CVE-2013-5391

Name of the Vulnerable Software and Affected Versions IBM Worklight Consumer and Enterprise Editions versions 5.0.x through 5.0.5 and versions 6.0.x through 6.0.0 before Fix Pack 2 IBM Mobile Foundation Consumer and Enterprise Editions versions 5.0.x through 5.0.5 and version 6.0.0 before Fix Pack 2

Description The issue makes it easier for attackers to defeat cryptographic protection mechanisms by leveraging improper initialization of the pseudo random number generator (PRNG) in Android and use of the Java Cryptography Architecture (JCA) by a Worklight program.

Recommendations For IBM Worklight Consumer and Enterprise Editions versions 5.0.x through 5.0.5, update to version 5.0.6 Fix Pack 2 or later.

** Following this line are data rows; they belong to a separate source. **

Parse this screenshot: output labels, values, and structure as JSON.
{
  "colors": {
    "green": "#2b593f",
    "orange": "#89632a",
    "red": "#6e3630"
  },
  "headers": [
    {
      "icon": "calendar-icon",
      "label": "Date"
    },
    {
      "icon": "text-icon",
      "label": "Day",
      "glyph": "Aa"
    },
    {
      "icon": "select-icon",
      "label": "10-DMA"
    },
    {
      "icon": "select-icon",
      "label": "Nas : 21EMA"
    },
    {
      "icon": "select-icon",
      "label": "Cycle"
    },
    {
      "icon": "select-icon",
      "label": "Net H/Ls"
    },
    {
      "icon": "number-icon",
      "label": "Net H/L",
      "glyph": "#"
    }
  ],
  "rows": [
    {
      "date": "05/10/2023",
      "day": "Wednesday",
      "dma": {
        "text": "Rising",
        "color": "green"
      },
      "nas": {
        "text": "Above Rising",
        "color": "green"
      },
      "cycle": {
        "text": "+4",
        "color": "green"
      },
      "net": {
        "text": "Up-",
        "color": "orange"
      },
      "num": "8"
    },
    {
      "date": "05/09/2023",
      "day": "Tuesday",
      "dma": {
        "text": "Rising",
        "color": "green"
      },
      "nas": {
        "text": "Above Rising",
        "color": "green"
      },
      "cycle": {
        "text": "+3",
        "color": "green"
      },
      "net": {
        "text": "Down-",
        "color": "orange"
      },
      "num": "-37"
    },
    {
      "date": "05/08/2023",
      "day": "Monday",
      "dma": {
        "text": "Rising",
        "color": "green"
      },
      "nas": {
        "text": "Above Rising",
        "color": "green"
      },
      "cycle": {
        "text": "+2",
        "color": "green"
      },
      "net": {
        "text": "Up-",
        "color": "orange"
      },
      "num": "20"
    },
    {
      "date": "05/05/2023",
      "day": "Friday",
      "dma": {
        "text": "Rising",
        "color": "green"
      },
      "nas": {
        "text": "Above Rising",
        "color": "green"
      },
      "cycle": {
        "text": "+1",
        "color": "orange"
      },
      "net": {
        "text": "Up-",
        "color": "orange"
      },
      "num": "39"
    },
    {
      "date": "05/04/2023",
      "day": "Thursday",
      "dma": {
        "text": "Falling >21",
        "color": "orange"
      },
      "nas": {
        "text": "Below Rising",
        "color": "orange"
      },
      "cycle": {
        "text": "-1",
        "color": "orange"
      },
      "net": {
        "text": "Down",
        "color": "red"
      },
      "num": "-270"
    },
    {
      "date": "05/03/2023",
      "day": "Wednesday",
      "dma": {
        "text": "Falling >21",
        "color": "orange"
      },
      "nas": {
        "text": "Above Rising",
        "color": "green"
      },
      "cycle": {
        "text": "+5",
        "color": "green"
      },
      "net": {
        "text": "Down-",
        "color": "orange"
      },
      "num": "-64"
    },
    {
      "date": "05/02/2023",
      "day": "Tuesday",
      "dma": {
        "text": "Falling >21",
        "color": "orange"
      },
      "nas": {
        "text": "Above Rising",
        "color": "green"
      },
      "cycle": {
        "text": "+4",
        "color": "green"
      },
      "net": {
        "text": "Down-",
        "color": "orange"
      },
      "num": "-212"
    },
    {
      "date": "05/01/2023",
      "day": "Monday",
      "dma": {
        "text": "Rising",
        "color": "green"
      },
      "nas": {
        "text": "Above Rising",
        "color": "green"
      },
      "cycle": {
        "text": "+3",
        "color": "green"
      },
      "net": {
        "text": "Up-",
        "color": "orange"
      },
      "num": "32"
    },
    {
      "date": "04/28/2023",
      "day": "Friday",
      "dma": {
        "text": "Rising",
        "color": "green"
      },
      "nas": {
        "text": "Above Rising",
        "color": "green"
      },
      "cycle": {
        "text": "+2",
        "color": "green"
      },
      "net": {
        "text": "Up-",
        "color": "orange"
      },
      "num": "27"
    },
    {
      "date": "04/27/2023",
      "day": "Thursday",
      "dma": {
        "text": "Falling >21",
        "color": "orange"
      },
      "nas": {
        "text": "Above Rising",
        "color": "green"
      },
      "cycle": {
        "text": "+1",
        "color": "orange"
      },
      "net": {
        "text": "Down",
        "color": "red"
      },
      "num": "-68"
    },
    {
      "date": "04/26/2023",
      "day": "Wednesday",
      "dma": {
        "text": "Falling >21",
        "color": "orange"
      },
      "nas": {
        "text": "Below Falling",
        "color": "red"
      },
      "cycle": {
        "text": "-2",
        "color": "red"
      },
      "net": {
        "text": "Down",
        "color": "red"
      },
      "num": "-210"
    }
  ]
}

For IBM Worklight Consumer and Enterprise Editions versions 6.0.x through 6.0.0 before Fix Pack 2, update to version 6.0.0 Fix Pack 2 or later. For IBM Mobile Foundation Consumer and Enterprise Editions versions 5.0.x through 5.0.5, update to version 5.0.6 Fix Pack 2 or later. For IBM Mobile Foundation Consumer and Enterprise Editions version 6.0.0 before Fix Pack 2, update to version 6.0.0 Fix Pack 2 or later.